High-volume, event-processing workloads such as IoT data ingestion, streaming data processing and transformation, and mobile application backends.
At-least-once model; ideal for orchestrating idempotent actions such as transforming input data and storing using PUT in DynamoDB.
What is Amazon MQ?
A managed message broker service for Apache ActiveMQ and RabbitMQ. Industry-standard, so you can migrate to AWS without having to rewrite code.
Has queue and topic (SNS) features
Good for hybrid cloud and when modernizing applications.
NOT serverless. It’s an open-source message broker, written in Java.
Does not scale as much as SNS/SQS
Runs on dedicated machine, can run in HA with failover
Data stored redundantly across AZs.
What are the different types of brokers in Amazon MQ?
Single-instance
Active/standby for high availability - two brokers in two different Availability Zones, configured in a redundant pair. One is active, the other is on standby.
When should you choose MQ over SQS and SNS?
You are migrating to the cloud
You need other protocols besides https
You need more features, not as concerned about throughput
What are some ways to decouple applications?
SQS: queue
SNS: pub/sub
Kinesis: real-time streaming data
These can all scale independently of the applications
Describe the security for SQS (and SNS).
In-flight encryption with HTTPS API
At rest encryption with KMS keys
Optional client-side encryption
IAM policies control access to the SQS API
SQS policies (work like bucket policies)
• good for cross-account access
• other services can write to the queue
A consumer is processing a message from an SQS queue, but it will take longer than the visibility timeout allows. What should the consumer do?

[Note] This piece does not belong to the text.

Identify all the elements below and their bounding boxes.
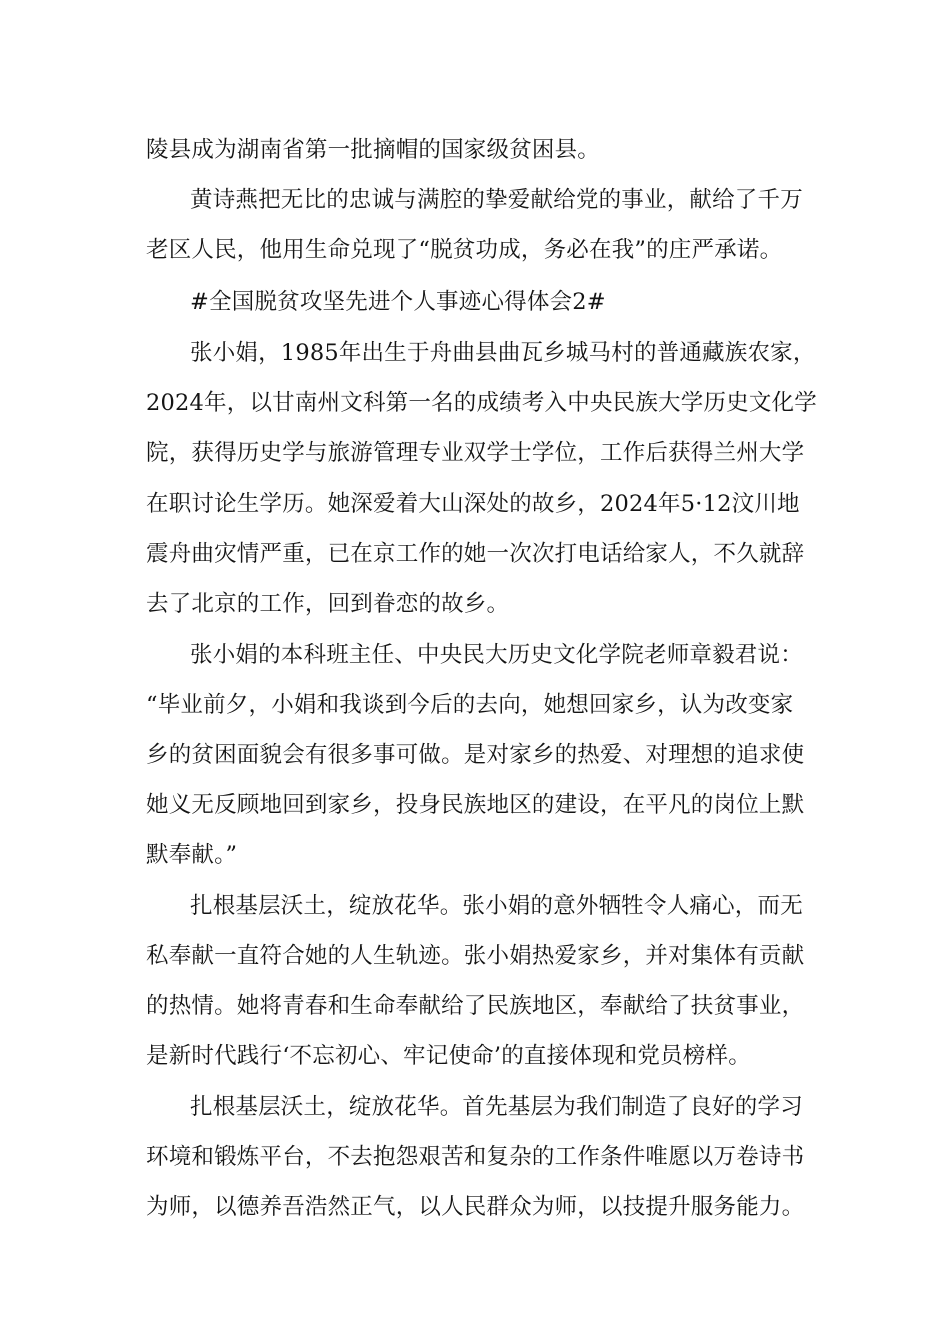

Call the API ChangeMessageVisibility to get more time.
I have some messages in a dead letter queue. I fixed the problem, and now I want to process those messages. How do I do that?

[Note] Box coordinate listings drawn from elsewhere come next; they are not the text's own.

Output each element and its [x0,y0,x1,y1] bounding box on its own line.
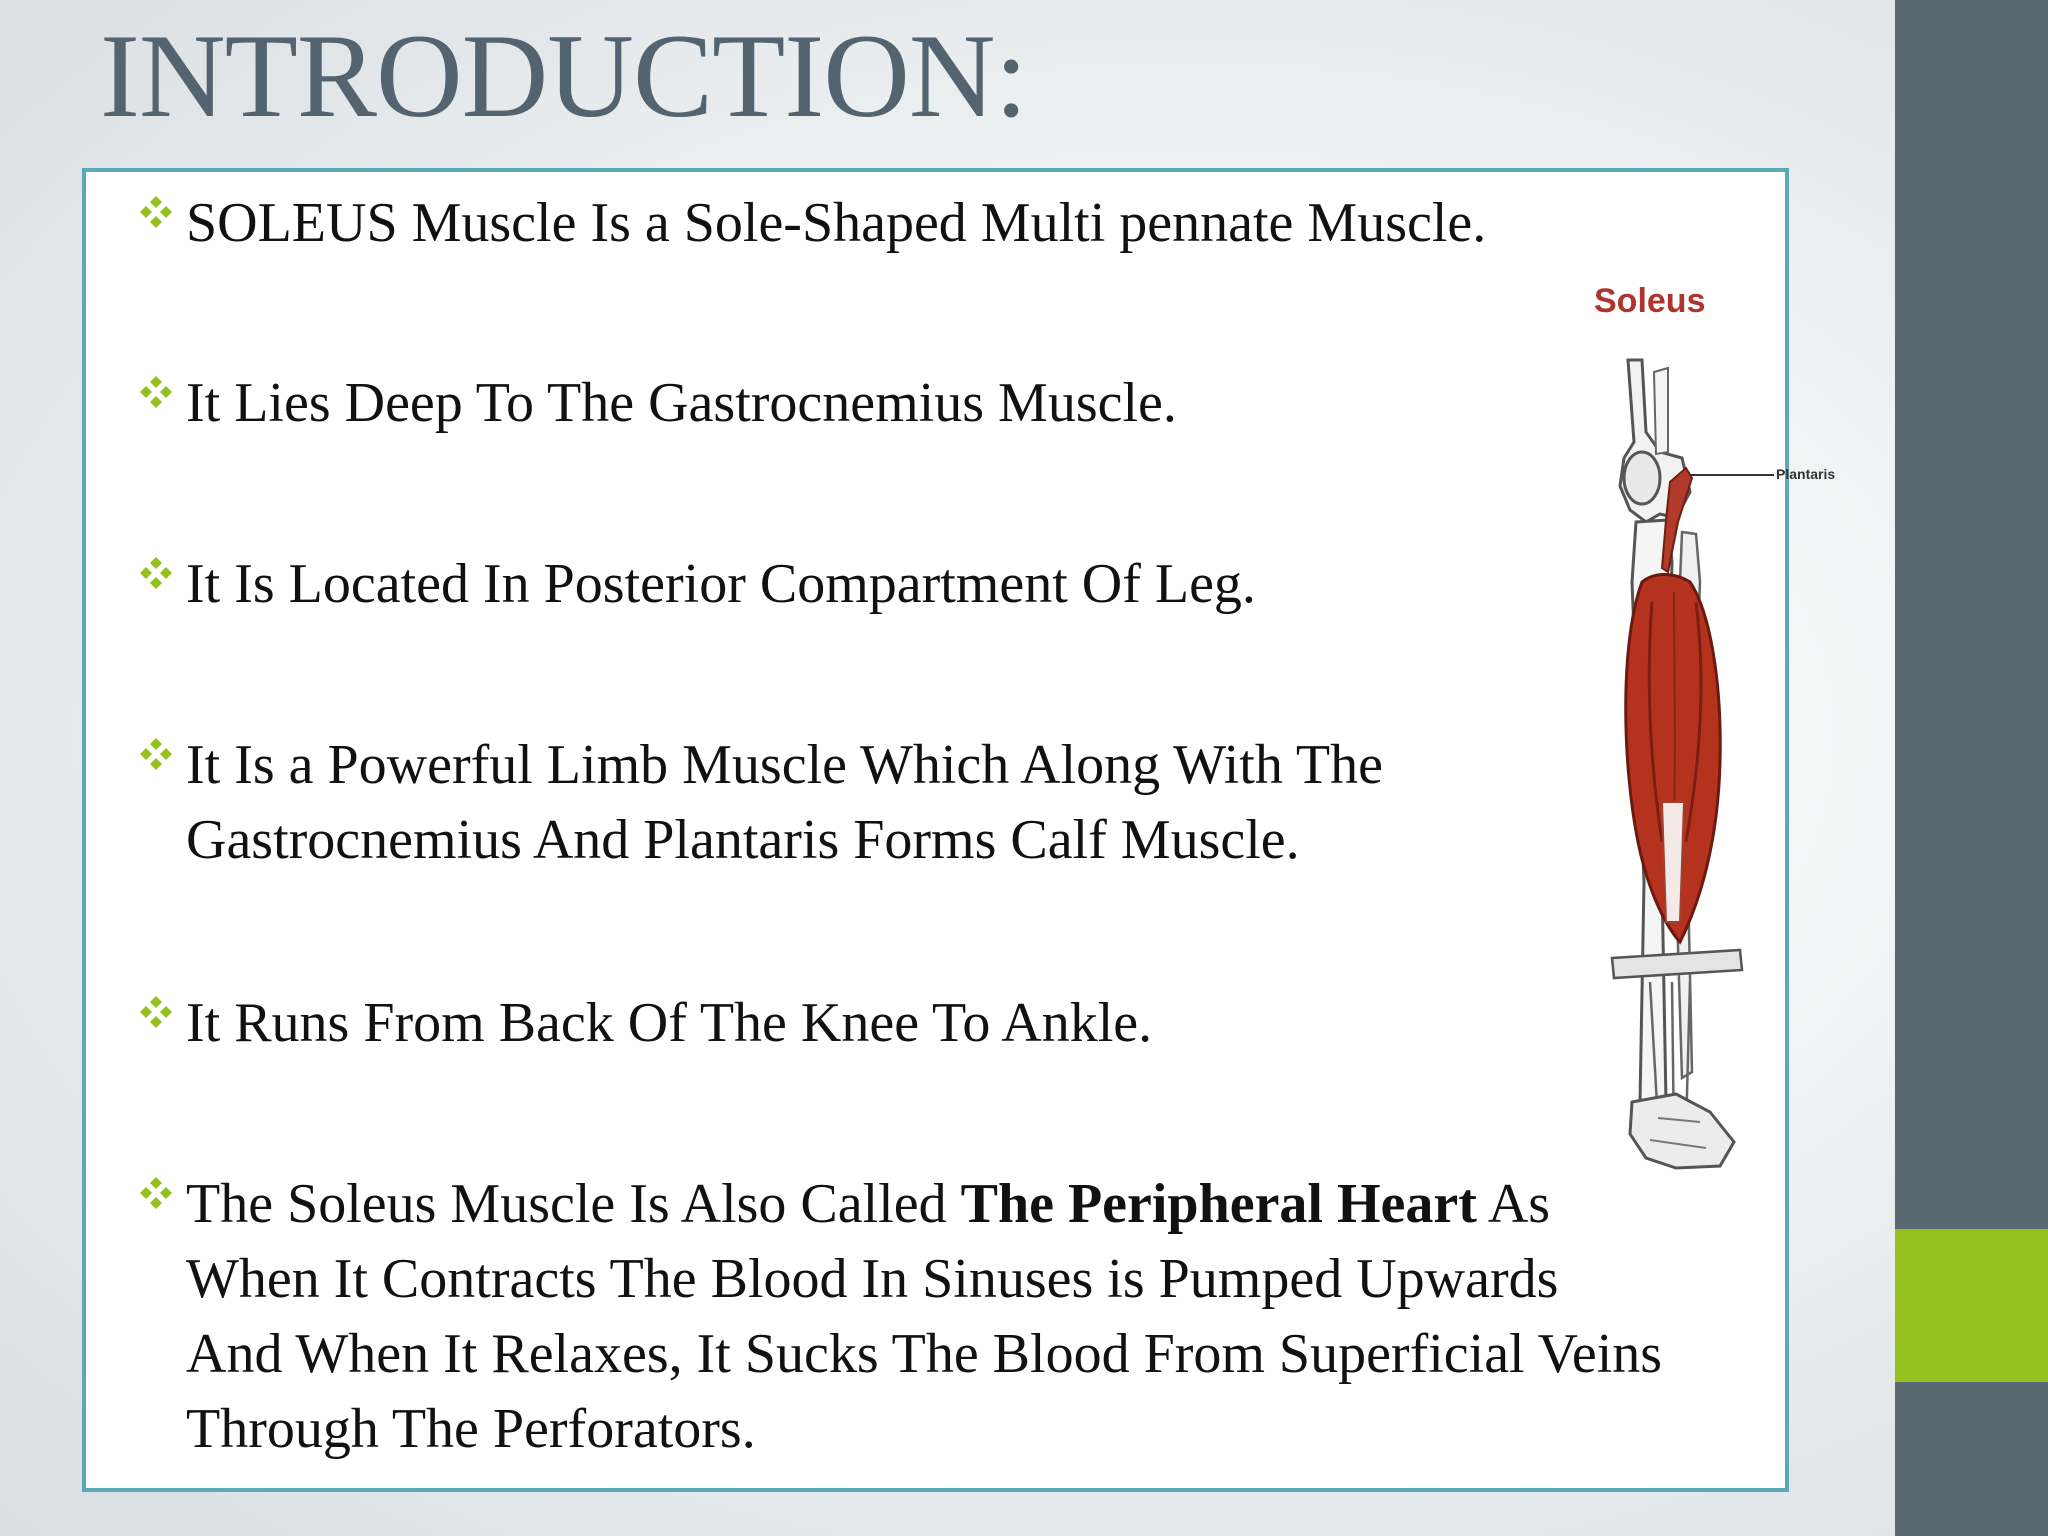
bullet-text-line-1: It Is a Powerful Limb Muscle Which Along With The [186,734,1383,796]
figure-title: Soleus [1594,282,1706,320]
four-diamond-bullet-icon [138,730,184,778]
four-diamond-bullet-icon [138,368,184,416]
bullet-text: SOLEUS Muscle Is a Sole-Shaped Multi pennate Muscle. [186,192,1487,254]
bullet-text-line-4: Through The Perforators. [186,1398,756,1460]
four-diamond-bullet-icon [138,1169,184,1217]
accent-block [1895,1229,2048,1382]
bullet-item [138,547,1256,622]
bullet-item [138,186,1486,261]
four-diamond-bullet-icon [138,549,184,597]
slide-title: INTRODUCTION: [100,9,1027,142]
bullet-text-pre: The Soleus Muscle Is Also Called [186,1173,961,1235]
bullet-item [138,728,1383,878]
bullet-text-line-2: When It Contracts The Blood In Sinuses is Pumped Upwards [186,1248,1559,1310]
bullet-emphasis: The Peripheral Heart [960,1173,1477,1235]
bullet-item [138,1167,1662,1467]
bullet-text-post: As [1476,1173,1551,1235]
four-diamond-bullet-icon [138,988,184,1036]
soleus-anatomy-figure [1550,282,1850,1182]
bullet-text-line-2: Gastrocnemius And Plantaris Forms Calf Muscle. [186,809,1300,871]
bullet-text: It Is Located In Posterior Compartment Of Leg. [186,553,1256,615]
bullet-text: It Runs From Back Of The Knee To Ankle. [186,992,1153,1054]
four-diamond-bullet-icon [138,188,184,236]
bullet-text: It Lies Deep To The Gastrocnemius Muscle. [186,372,1177,434]
content-box [82,168,1836,1492]
bullet-item [138,366,1177,441]
leg-anatomy-illustration [1550,282,1850,1182]
bullet-text-line-3: And When It Relaxes, It Sucks The Blood From Superficial Veins [186,1323,1663,1385]
figure-label-plantaris: Plantaris [1776,466,1836,482]
bullet-item [138,986,1152,1061]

“Redrive to source” feature.
What is a delay in SQS?
A setting where consumers don’t see the message immediately (up to 15 mins). Default delay is 0.
You can override the delay on sending the message using the DelaySeconds parameter.
How do you implement the Request-Response System?
Use the SQS Temporary Queue Client. It creates virtual queues (cheaper) to implement the pattern.
How do you set up autoscaling for your SQS consumers?
You have to create a CUSTOM metric in cloud watch that monitors queue length / # of instances. Alarm triggers scaling.
Can SNS handle FIFO?
Yes, same as SQS. The subscriber can only be a FIFO SQS queue.
What is SNS message filtering?
A JSON policy is used to filter messages sent to a subscriber. If the subscriber doesn’t have a policy, then it receives every message.
What are the characteristics of Kinesis Data Streams?
1 day to 365-day retention.
You can reprocess/replay data.
Once data is added, it can’t be deleted.
Data with the same partition key goes to same shard.
Who can produce to Kinesis Data Streams?
Who can consume?
Produce: AWS SDK, Kinesis Producer Library (KPL), Kinesis Agent
Consume:
• Kinesis Client Library (KCL), AWS SDK
• Lambda
• Firehose or Data Analytics
What are the capacity modes for Data Streams?
Provisioned: if you know your capacity.
On-Demand: charge on use
What are common destinations for Kinesis Firehose?
S3, Redshift (via S3 COPY command), ElasticSearch
3rd party (Datadog, Splunk, etc.) HTTP endpoints
What is the difference between Firehose and Data Streams?
Data Streams: • ingest data at scale • write custom code to produce/consume • real time • you manage scaling (add/reduce shards) • data persists 1-365 days • you can replay data
Firehose: • load streaming data to somewhere else • auto-scaling • NEAR real time • fully managed • no data storage
What is Kinesis Data Analytics?
SQL for your Data Streams. Fully managed, autoscaled
Source: Data Streams or Firehose
You write SQL to process data in real-time
Result of analysis goes to Data Streams or Firehose.